The first to seek Tiresias' guidance was a water nymph enquiring about her son's future. Tiresias told her that her son, Narcissus, would live a long and happy life as long as he did not know himself. When Narcissus was 16, he was out in the woods and a nymph, Echo, saw him. She fell in love with him, but she could not call out to him because Juno had reduced her powers of speech to only repetition because the nymph used to stall her with conversation while Jove and the other nymphs escaped from her. So when Narcissus called out to his friends, Echo answered him with the last words that he cried.
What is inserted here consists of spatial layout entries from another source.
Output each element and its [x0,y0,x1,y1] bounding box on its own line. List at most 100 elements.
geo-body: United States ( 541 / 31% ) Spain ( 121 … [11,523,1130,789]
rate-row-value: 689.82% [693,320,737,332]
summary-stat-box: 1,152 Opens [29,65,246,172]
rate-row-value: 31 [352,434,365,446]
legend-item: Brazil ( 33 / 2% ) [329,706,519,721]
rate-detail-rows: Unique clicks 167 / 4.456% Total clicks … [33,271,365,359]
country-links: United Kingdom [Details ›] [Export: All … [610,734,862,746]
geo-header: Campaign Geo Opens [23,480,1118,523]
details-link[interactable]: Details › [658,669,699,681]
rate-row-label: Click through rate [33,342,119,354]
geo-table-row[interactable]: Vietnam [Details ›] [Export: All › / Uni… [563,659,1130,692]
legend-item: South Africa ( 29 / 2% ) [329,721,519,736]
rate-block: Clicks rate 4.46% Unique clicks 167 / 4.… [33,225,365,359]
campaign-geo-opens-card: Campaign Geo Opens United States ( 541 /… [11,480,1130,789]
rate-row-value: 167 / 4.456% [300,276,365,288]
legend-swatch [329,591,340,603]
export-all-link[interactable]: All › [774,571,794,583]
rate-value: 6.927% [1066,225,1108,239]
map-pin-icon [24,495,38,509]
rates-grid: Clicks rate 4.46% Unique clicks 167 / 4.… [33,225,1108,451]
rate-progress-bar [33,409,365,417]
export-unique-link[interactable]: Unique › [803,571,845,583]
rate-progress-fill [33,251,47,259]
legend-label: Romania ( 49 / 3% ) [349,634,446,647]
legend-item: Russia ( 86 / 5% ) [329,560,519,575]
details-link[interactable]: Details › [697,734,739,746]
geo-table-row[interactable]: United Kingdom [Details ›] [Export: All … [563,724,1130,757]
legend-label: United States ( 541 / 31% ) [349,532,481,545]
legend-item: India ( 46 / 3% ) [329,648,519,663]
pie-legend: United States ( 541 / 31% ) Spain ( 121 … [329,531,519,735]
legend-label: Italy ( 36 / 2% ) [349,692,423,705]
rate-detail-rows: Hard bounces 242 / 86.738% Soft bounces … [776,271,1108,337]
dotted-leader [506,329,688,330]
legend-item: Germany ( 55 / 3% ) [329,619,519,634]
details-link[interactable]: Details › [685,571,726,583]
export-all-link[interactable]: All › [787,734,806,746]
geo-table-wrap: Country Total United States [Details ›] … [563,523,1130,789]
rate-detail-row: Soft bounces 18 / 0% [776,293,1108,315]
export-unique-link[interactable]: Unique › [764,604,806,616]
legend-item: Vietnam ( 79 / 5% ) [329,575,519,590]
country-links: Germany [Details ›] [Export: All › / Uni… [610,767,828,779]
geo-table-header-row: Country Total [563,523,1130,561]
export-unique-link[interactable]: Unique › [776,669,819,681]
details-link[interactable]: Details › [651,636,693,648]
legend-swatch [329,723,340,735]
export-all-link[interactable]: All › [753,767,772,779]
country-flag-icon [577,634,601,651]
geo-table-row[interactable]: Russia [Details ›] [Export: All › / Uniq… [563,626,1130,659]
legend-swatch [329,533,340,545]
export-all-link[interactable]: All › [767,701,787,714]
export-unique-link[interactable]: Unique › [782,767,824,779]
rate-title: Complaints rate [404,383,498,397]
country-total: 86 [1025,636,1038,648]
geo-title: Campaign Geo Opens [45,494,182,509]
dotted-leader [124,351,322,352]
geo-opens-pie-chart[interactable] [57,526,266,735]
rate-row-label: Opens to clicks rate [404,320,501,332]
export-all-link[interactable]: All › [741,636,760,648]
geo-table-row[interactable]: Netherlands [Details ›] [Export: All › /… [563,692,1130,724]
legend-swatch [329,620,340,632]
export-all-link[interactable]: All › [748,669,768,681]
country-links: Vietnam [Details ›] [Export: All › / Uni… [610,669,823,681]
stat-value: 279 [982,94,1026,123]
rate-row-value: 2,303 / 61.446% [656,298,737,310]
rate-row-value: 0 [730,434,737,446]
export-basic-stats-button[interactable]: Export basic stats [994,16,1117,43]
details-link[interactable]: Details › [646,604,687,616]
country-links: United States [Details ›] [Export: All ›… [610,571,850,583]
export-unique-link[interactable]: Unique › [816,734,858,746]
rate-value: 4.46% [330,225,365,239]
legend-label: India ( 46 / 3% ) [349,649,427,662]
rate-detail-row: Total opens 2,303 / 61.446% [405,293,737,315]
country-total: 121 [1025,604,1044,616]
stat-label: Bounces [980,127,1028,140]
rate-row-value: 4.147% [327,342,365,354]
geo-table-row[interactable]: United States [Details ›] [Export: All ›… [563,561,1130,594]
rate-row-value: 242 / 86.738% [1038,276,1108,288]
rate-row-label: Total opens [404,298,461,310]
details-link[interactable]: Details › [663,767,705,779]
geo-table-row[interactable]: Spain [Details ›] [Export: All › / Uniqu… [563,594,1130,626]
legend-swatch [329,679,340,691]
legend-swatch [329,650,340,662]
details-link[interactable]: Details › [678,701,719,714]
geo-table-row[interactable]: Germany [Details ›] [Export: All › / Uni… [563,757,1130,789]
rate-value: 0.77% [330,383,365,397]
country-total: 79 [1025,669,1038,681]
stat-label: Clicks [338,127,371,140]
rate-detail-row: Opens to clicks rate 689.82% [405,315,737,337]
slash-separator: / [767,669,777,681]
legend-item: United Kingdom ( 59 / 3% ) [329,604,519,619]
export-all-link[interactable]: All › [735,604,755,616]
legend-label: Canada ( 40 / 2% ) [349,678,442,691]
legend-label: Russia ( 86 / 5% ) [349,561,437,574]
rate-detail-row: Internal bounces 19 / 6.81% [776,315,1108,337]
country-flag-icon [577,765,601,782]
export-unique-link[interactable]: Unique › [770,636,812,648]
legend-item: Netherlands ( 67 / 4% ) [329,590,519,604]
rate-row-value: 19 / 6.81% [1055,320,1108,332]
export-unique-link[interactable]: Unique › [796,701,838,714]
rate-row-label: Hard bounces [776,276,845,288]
The played the game back and forth, and he was intrigued, so she ran out of the cover of the woods and wrapped her arms around him, but he pushed her away.

He rejected her, and she was so crushed, that she returned to the woods and pined away until all that was left of her was her voice.

Narcissus was scornful of all that loved him, and one day a rejected lover wished that the boy would know the sting of unattainable love. Not long after that, Narcissus saw his own reflection in a pool of water and fell helplessly in love with it. But each time he reached out to hold it or kiss it, it slipped away from him. He pined away for this evasive love until he realized that it was his reflection. Distraught at the impossibility of ever reaching the object that he loved so dearly, the boy died. When the nymphs came to bury his body, they found only the flower that now bears his name, the narcissus.